The map is a bit of a mystery, as it was engraved at about the same time as Maurice Bouguereau's map of the same title. As Bouguereau was working in Tours, the natural assumption is that De Jode copied Bouguereau's work, but the evidence is inconclusive.
The map covers the Le Mans region of Western France, centered on the Sarthe River. Major towns shown include Le Mans, Laval, La Fleche, Chateau Gontier, La Ferte Bernard, Beaumont-sur-Sarthe, Mamers, Renee, Chateau du Louis, Saint Calais, Pre-en-Pail, Sainte-Suzanne, Loue, Craon, and Ecommoy.
The region is depicted approximately 100 years after it had briefly been controlled by the English.
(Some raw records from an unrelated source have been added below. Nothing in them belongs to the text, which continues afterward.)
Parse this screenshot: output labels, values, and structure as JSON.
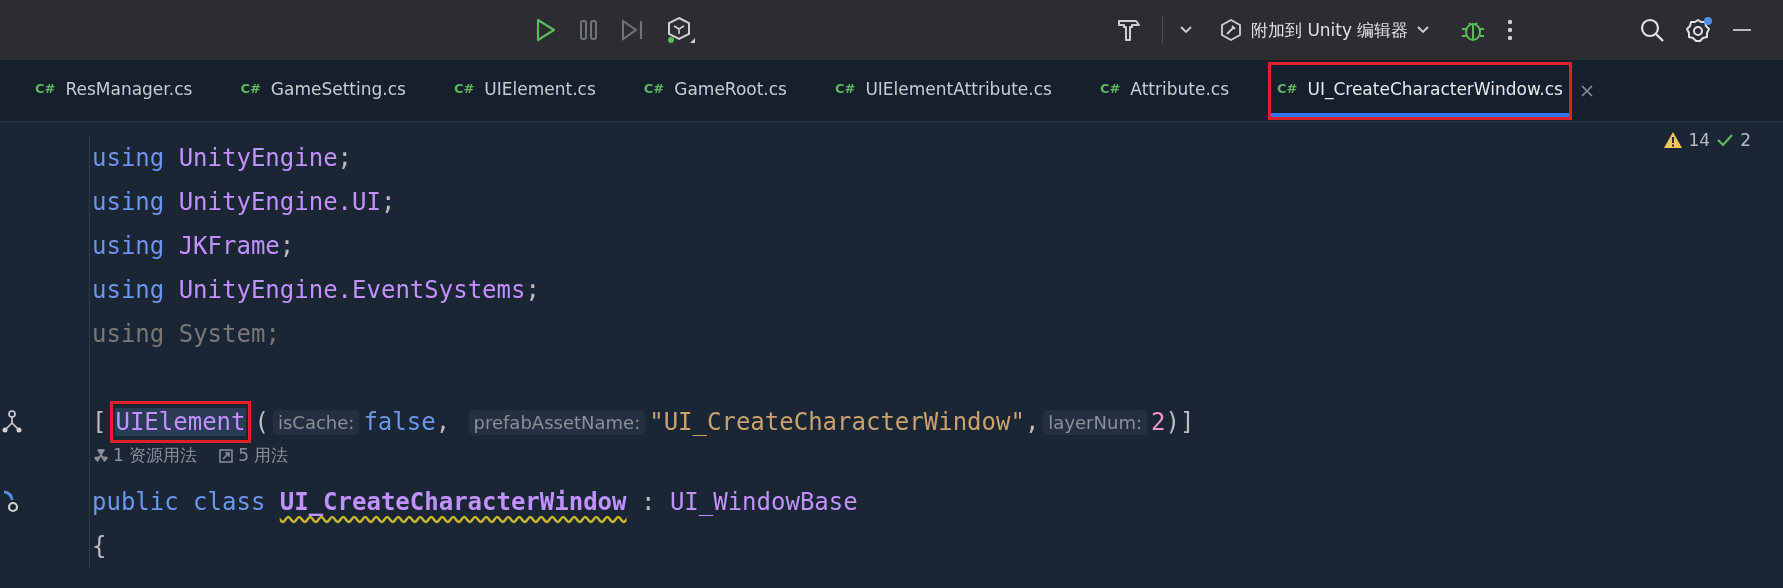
{
  "toolbar": {
    "attach_button": {
      "label": "附加到 Unity 编辑器"
    }
  },
  "tabs": [
    {
      "lang": "C#",
      "label": "ResManager.cs",
      "selected": false,
      "highlighted": false
    },
    {
      "lang": "C#",
      "label": "GameSetting.cs",
      "selected": false,
      "highlighted": false
    },
    {
      "lang": "C#",
      "label": "UIElement.cs",
      "selected": false,
      "highlighted": false
    },
    {
      "lang": "C#",
      "label": "GameRoot.cs",
      "selected": false,
      "highlighted": false
    },
    {
      "lang": "C#",
      "label": "UIElementAttribute.cs",
      "selected": false,
      "highlighted": false
    },
    {
      "lang": "C#",
      "label": "Attribute.cs",
      "selected": false,
      "highlighted": false
    },
    {
      "lang": "C#",
      "label": "UI_CreateCharacterWindow.cs",
      "selected": true,
      "highlighted": true
    }
  ],
  "inspections": {
    "warnings": "14",
    "passed": "2"
  },
  "lines": [
    {
      "kind": "code",
      "tokens": [
        {
          "text": "using",
          "kind": "keyword"
        },
        {
          "text": "UnityEngine",
          "kind": "type",
          "space_before": true
        },
        {
          "text": ";",
          "kind": "plain"
        }
      ]
    },
    {
      "kind": "code",
      "tokens": [
        {
          "text": "using",
          "kind": "keyword"
        },
        {
          "text": "UnityEngine.UI",
          "kind": "type",
          "space_before": true
        },
        {
          "text": ";",
          "kind": "plain"
        }
      ]
    },
    {
      "kind": "code",
      "tokens": [
        {
          "text": "using",
          "kind": "keyword"
        },
        {
          "text": "JKFrame",
          "kind": "type",
          "space_before": true
        },
        {
          "text": ";",
          "kind": "plain"
        }
      ]
    },
    {
      "kind": "code",
      "tokens": [
        {
          "text": "using",
          "kind": "keyword"
        },
        {
          "text": "UnityEngine.EventSystems",
          "kind": "type",
          "space_before": true
        },
        {
          "text": ";",
          "kind": "plain"
        }
      ]
    },
    {
      "kind": "code",
      "tokens": [
        {
          "text": "using System;",
          "kind": "unused"
        }
      ]
    },
    {
      "kind": "blank"
    },
    {
      "kind": "code",
      "gutter_icon": {
        "kind": "hierarchy"
      },
      "tokens": [
        {
          "text": "[",
          "kind": "plain"
        },
        {
          "text": "UIElement",
          "kind": "type",
          "highlighted": true
        },
        {
          "text": "(",
          "kind": "plain"
        },
        {
          "text": "isCache:",
          "kind": "hint"
        },
        {
          "text": "false",
          "kind": "keyword"
        },
        {
          "text": ", ",
          "kind": "plain"
        },
        {
          "text": "prefabAssetName:",
          "kind": "hint"
        },
        {
          "text": "\"UI_CreateCharacterWindow\"",
          "kind": "string"
        },
        {
          "text": ",",
          "kind": "plain"
        },
        {
          "text": "layerNum:",
          "kind": "hint"
        },
        {
          "text": "2",
          "kind": "number"
        },
        {
          "text": ")]",
          "kind": "plain"
        }
      ]
    },
    {
      "kind": "code_vision",
      "items": [
        {
          "kind": "asset_usages",
          "text": "1 资源用法"
        },
        {
          "kind": "usages",
          "text": "5 用法"
        }
      ]
    },
    {
      "kind": "code",
      "gutter_icon": {
        "kind": "implemented"
      },
      "tokens": [
        {
          "text": "public",
          "kind": "keyword"
        },
        {
          "text": "class",
          "kind": "keyword",
          "space_before": true
        },
        {
          "text": "UI_CreateCharacterWindow",
          "kind": "declaration",
          "warning": true,
          "space_before": true
        },
        {
          "text": " : ",
          "kind": "plain"
        },
        {
          "text": "UI_WindowBase",
          "kind": "type"
        }
      ]
    },
    {
      "kind": "code",
      "tokens": [
        {
          "text": "{",
          "kind": "plain"
        }
      ]
    }
  ]
}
After the Battle of Verneuil in 1424, the English occupied Maine, and John of Lancaster took the title of Duke. The English held Le Mans until 1448 and Fresnay until 1449. In 1481, Charles IV, Duke of Anjou bequeathed his lands to Louis IX of France, thus returning the county to the crown.
As noted by Burden:
In 1578 Gerard de Jode published his Speculum Orbis Terrarum, an atlas aimed at competing with the Theatrum of Ortelius. However, the latter had first been issued in 1570 and had already built a commanding market presence, and so despite de Jode's longer standing reputation the atlas did not sell very well. Only a dozen or so examples have survived. Undeterred, he made plans for another expanded edition, and upon his death in 1591 it was taken on by his son Cornelis. The Speculum Orbis Terrae of 1593 likewise did not sell well and was never reissued. Although more examples than the first edition have survived, it too is very scarce. Many of de Jode's maps are judged to be superior to those of Ortelius, both in detail and style.
Gerard De Jode (1509-1591) was a pre-eminent mapmaker in the late seventeenth century, a time when the Dutch dominated the map trade. He was known for his many maps, some of which featured in Speculum Orbis Terrae (first edition Antwerp: 1578). Although never as successful as Ortelius’ Theatrum, the Speculum did get republished in a second edition in 1593, two years after De Jode’s death, by Arnold Coninx, and included this map. After his death, Gerard’s son, Cornelis (1568-1600), and his wife, Paschina, ran the shop. Unfortunately, Cornelis died young in 1600, aged only 32, and the stock and plates were sold to the publisher Joan Baptista Vrients.